Seema Jindal Jajodia, 42, Deli owner
I have always believed in green living because that’s the way to future. I believe in the concept of urban farming and grow all my herbs in my terrace garden. From rosemary to thyme to lemongrass everything that we use in our kitchen comes from the household potted plants. The magic of adding that freshly plucked twig in your soup or salad cannot be replicated by any market made, exotic canned ingredient. Also that way we are reducing the risk of consuming pesticide laden veggies available in the market. To do my bid for the environment I have used my backyard at my Delhi home, to set up a compost pit. We put all our kitchen waste there to turn it into manure and also encourage my neighbours to do the same. I also rely on my homegrown herbs for a lot of spices that we use at home. I make my own butter, ghee, dahi at home using pure ingredients to avoid any preservative usage. To save carbon miles, most of the things in my house, from consumables to durables, are sourced locally. I believe organic living is not just about buying organic stuff but also a way of life. I try to implement that in my life, by waking up at the crack of dawn. According to ancient science it’s best to wake up with the sun and go back to bed a little after the sun has set as melatonin, the hormone that maintains body’s circadian rhythm, is produced when its dark and your body is at rest.”
Anisha Singh, 35, Entrepreneur
I believe in an ashram way of life where every time you take something from nature you try and give back something too. Though I have lived in US for many years and enjoyed the cosmopolitan life, but a conscious effort to save energy has always been imbued in my mind. Keeping the philosophy in mind, back here in our Delhi home we harvest rainwater. Though we maintain a big garden with both ornamental and kitchen plants, the water used for gardening is always recycled. The small fountain in the house also is operated with harvested and recycled water. We have also set up a sunroof in the house so that we can use solar energy to conserve energy. Apart from those, minor changes in the house such as installing showers that use less water and storing homegrown organic herbs in sachets for the season ahead, helps us reconnect with nature in many ways.”

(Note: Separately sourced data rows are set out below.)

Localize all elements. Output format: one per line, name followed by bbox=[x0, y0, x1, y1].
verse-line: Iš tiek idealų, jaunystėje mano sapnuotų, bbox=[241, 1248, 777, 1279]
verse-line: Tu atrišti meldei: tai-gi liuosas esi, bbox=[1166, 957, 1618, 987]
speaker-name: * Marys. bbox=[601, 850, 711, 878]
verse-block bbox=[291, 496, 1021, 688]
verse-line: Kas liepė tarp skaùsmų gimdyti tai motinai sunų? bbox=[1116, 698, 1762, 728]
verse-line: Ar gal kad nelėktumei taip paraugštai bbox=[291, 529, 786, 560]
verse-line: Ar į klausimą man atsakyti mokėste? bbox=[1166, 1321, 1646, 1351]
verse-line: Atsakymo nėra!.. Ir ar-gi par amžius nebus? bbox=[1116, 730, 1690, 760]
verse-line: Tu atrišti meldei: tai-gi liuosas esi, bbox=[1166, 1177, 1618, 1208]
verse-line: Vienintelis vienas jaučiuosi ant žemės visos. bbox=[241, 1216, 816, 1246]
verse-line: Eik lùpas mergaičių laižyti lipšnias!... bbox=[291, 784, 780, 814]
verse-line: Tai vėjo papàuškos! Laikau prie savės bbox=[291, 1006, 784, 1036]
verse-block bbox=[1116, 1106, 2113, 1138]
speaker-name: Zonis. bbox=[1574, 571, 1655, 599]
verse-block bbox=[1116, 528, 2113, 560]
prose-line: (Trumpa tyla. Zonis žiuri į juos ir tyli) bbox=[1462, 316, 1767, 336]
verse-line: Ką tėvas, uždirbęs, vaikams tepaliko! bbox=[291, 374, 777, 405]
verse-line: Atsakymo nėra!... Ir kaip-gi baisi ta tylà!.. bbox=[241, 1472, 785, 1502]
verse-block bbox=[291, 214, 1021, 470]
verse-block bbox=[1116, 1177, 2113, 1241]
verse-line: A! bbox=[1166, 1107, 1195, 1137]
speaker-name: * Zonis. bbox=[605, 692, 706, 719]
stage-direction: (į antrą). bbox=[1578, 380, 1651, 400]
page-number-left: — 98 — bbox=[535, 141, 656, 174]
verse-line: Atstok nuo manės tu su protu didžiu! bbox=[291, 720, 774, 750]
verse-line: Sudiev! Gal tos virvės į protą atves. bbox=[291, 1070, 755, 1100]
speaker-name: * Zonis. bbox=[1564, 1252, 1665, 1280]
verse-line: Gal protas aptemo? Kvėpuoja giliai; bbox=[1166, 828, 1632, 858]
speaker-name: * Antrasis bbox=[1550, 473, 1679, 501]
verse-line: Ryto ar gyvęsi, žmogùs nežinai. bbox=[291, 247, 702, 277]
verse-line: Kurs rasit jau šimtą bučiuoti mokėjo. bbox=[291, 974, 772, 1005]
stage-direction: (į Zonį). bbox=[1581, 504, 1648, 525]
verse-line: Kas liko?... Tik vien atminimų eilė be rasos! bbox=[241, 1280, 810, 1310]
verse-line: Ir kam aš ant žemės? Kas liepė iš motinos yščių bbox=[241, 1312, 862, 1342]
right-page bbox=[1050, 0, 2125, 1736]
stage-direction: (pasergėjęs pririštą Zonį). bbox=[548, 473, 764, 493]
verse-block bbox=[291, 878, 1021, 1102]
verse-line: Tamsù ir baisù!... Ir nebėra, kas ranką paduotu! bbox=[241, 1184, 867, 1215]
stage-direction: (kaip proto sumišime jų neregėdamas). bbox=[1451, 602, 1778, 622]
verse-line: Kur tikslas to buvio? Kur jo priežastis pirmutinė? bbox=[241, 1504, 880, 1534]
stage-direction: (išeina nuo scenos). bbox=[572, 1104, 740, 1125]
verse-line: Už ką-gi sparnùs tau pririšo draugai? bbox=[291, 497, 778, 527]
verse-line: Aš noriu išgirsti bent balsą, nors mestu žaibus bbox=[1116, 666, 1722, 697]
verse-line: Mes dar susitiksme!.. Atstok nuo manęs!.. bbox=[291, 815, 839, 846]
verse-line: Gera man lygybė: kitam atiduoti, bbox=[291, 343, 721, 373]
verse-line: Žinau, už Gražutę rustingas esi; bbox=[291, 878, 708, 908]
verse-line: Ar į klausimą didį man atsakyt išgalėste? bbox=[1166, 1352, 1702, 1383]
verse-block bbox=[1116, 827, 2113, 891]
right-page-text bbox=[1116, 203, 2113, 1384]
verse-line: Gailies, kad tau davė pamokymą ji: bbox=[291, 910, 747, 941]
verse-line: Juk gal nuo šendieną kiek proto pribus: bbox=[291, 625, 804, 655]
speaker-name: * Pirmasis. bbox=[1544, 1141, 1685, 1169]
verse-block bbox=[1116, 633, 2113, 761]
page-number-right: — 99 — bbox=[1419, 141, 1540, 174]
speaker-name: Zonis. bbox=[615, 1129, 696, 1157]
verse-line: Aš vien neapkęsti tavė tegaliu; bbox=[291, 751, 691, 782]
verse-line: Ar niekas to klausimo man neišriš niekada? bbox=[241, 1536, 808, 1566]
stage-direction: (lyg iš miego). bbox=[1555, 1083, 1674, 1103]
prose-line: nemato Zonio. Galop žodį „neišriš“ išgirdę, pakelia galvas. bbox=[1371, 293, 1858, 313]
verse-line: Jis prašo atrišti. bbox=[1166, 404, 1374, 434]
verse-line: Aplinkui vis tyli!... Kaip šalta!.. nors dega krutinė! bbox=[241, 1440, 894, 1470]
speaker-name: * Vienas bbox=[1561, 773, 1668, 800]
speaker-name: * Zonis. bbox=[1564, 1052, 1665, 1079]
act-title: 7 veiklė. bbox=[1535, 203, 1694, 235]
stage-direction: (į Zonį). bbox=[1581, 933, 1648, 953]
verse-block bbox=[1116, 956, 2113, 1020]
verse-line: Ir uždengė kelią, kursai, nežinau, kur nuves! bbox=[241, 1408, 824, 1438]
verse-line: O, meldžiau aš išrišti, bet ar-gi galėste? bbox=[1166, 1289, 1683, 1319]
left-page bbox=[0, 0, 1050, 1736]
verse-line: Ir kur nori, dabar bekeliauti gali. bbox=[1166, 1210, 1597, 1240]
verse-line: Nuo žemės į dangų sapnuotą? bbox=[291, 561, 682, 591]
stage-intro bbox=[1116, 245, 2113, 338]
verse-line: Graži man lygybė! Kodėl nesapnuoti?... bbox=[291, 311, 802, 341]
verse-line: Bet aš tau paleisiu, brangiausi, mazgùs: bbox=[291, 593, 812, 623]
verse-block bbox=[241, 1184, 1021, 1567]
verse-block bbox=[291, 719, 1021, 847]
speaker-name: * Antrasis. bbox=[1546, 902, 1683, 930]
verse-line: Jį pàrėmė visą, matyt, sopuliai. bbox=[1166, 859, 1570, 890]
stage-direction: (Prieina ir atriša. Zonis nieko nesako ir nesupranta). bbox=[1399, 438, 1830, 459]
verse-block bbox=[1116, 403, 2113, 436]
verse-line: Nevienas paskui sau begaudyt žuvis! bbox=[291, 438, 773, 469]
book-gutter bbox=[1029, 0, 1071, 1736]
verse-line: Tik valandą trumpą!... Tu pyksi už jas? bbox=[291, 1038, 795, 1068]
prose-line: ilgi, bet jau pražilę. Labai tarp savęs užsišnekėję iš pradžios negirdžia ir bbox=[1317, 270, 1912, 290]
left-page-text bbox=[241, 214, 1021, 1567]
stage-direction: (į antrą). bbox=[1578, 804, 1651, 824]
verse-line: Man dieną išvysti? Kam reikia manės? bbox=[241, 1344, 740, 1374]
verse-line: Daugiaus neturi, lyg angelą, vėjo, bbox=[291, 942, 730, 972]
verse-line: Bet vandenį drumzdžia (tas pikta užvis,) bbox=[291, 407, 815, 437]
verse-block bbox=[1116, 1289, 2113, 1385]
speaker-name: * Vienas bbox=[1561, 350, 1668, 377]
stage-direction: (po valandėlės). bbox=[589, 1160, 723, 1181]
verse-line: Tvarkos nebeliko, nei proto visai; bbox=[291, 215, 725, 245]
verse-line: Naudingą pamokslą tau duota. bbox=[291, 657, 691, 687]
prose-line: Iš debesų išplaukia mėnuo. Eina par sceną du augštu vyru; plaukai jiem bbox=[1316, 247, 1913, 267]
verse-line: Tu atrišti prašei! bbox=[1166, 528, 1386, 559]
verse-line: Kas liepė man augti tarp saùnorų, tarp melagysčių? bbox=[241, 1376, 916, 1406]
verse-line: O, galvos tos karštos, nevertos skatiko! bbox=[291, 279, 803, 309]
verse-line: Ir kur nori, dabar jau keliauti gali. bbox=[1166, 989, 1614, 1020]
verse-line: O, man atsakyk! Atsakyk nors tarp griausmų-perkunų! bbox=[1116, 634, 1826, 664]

Inderpal Singh Kochhar, 30, Restaurateur
During my childhood years I led a very outdoorsy life which did connect me to nature, but honestly till a few years ago I was a regular city guy who wouldn’t spare much time thinking about conserving resources. Around 4-5 years ago when I began work on a zero km design concept resort in Rajasthan, it opened up my eyes towards the urgent need to save resources and think locally. I set up an organic garden on my terrace. Since it’s not possible to grow every vegetable in Delhi, we try to grow whatever we can. On weekends its fun to fill the food basket from my terrace garden for my entire extended family. After a trip to Israel last year I was inspired to take up urban farming, as a CSR initiative in my company. We also take care of little things like using recycled paper at work.”